Quelle est la réponse du négoce du meuble à ce changement ?

Les réponses sont multiples et varient selon la forme de négoce que ce soit la grande distribution dont le drapeau de base est toujours le prix ou le commerce spécialisé qui met en avant le conseil et la personnalisation. Dans ce cadre, il devient primordial de :
– Se différencier : pour intéresser, il faut surprendre par l’originalité de l’offre d’autant plus que, grâce au digital, le consommateur a accès aisément à tout ce qu’il peut désirer.
– Être plus créatif et miser sur la qualité : les gens consomment un peu moins en volume mais mieux en qualité.
– Proposer du conseil en agencement et en décoration à l’aide d’écrans qui mettent les produits en situation.
Conjuguer physique et virtuel permet au client de tester, toucher et se rassurer. C’est le règne de l’Omnicanal.
La prise en compte de cette évolution a fait émerger les boutiques éphémères, le vintage, la remontée de l’occasion et du durable. Par exemple le site VINTED intéresse plus de la moitié des gens entre 45 et 55 ans. Peut-être dans quelques années le marché de l’occasion aura dépassé celui du neuf !On note à l’heure actuelle une transition vers une économie plus vertueuse qui sera avant tout portée par les entreprises, leurs collaborateurs, leurs clients, leurs employés… Nous entrons dans l’ère de la Responsabilité Sociale et Environnementale. Adopter la RSE va dans le sens de l’histoire.

Et pour conclure ?

A la question : « Vers une nouvelle donne pour le négoce du meuble ? » Je répondrais oui, mais comment ? En s’adaptant aux nouveaux comportements du consommateur.Avec les évènements que l’on connait, le marché du meuble reculera de 10 à 20 % en 2020, d’autant plus que la crise actuelle est un accélérateur des tendances.L’avenir appartiendra aux entreprises qui ne vont pas se contenter de revoir leur budget à la baisse mais qui pourront très vite repenser leur organisation pour franchir ces mutations.Comme au rugby, l’essai marqué dans des conditions difficiles nécessitera beaucoup d’application pour gagner les points de la transformation.

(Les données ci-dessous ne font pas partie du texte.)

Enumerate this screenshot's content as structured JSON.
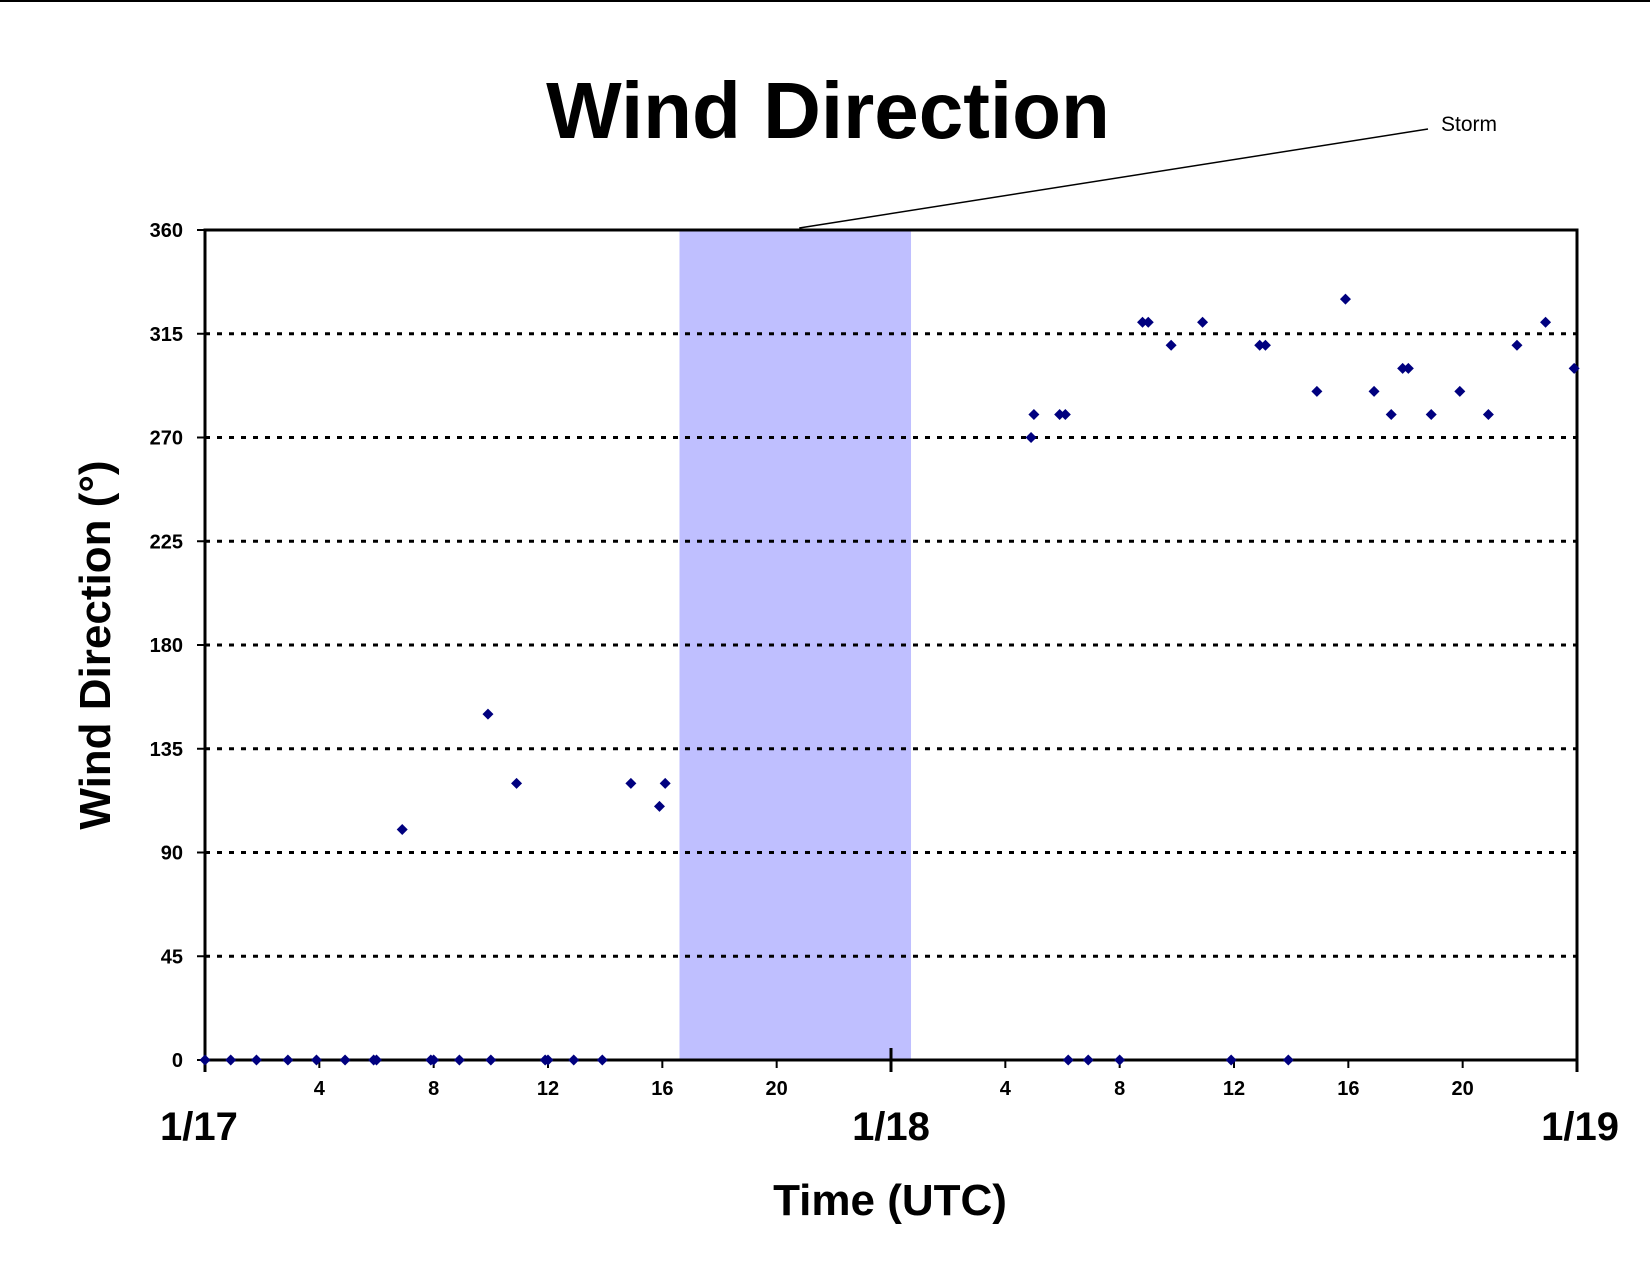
{
  "chart_data": {
    "type": "scatter",
    "title": "Wind Direction",
    "xlabel": "Time (UTC)",
    "ylabel": "Wind Direction (°)",
    "xlim": [
      "1/17 00:00",
      "1/19 00:00"
    ],
    "ylim": [
      0,
      360
    ],
    "y_ticks": [
      0,
      45,
      90,
      135,
      180,
      225,
      270,
      315,
      360
    ],
    "x_major_ticks": [
      {
        "label": "1/17",
        "hours": 0
      },
      {
        "label": "1/18",
        "hours": 24
      },
      {
        "label": "1/19",
        "hours": 48
      }
    ],
    "x_minor_ticks": [
      {
        "label": "4",
        "hours": 4
      },
      {
        "label": "8",
        "hours": 8
      },
      {
        "label": "12",
        "hours": 12
      },
      {
        "label": "16",
        "hours": 16
      },
      {
        "label": "20",
        "hours": 20
      },
      {
        "label": "4",
        "hours": 28
      },
      {
        "label": "8",
        "hours": 32
      },
      {
        "label": "12",
        "hours": 36
      },
      {
        "label": "16",
        "hours": 40
      },
      {
        "label": "20",
        "hours": 44
      }
    ],
    "grid": "horizontal dotted",
    "marker_color": "#00007f",
    "shaded_region": {
      "start_hours": 16.6,
      "end_hours": 24.7,
      "color": "#bfbfff",
      "label": "Storm"
    },
    "series": [
      {
        "points": [
          [
            0,
            0
          ],
          [
            0.9,
            0
          ],
          [
            1.8,
            0
          ],
          [
            2.9,
            0
          ],
          [
            3.9,
            0
          ],
          [
            4.9,
            0
          ],
          [
            5.9,
            0
          ],
          [
            6.0,
            0
          ],
          [
            6.9,
            100
          ],
          [
            7.9,
            0
          ],
          [
            8.0,
            0
          ],
          [
            8.9,
            0
          ],
          [
            9.9,
            150
          ],
          [
            10.0,
            0
          ],
          [
            10.9,
            120
          ],
          [
            11.9,
            0
          ],
          [
            12.0,
            0
          ],
          [
            12.9,
            0
          ],
          [
            13.9,
            0
          ],
          [
            14.9,
            120
          ],
          [
            15.9,
            110
          ],
          [
            16.1,
            120
          ],
          [
            28.9,
            270
          ],
          [
            29.0,
            280
          ],
          [
            29.9,
            280
          ],
          [
            30.1,
            280
          ],
          [
            30.2,
            0
          ],
          [
            30.9,
            0
          ],
          [
            32.0,
            0
          ],
          [
            32.8,
            320
          ],
          [
            33.0,
            320
          ],
          [
            33.8,
            310
          ],
          [
            34.9,
            320
          ],
          [
            35.9,
            0
          ],
          [
            36.9,
            310
          ],
          [
            37.1,
            310
          ],
          [
            37.9,
            0
          ],
          [
            38.9,
            290
          ],
          [
            39.9,
            330
          ],
          [
            40.9,
            290
          ],
          [
            41.5,
            280
          ],
          [
            41.9,
            300
          ],
          [
            42.1,
            300
          ],
          [
            42.9,
            280
          ],
          [
            43.9,
            290
          ],
          [
            44.9,
            280
          ],
          [
            45.9,
            310
          ],
          [
            46.9,
            320
          ],
          [
            47.9,
            300
          ]
        ]
      }
    ]
  }
}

Jean-Paul Magrez (H.61), a complété sa formation à HEC avec un doctorat en sciences sociales et économiques sur le négoce du meuble en France. En 1963, il a débuté sa carrière au sein de Printemps-Prisunic puis retourne à Bordeaux en 1966 pour intégrer l’entreprise familiale.

BAYLE SA : Le groupe Bayle SA réalise un CA de 80 millions d’euros et regroupe près de 300 salariés. Il compte aujourd’hui 30 magasins et 12 enseignes en Franchise propre : Roche Bobois, Monsieur Meuble, XXL, Home Salons, Schmidt, Poltronesofa, BUT, H&H-Xooon, Convertible Contemporain, Habitat, Alinéa et Maison de la Literie.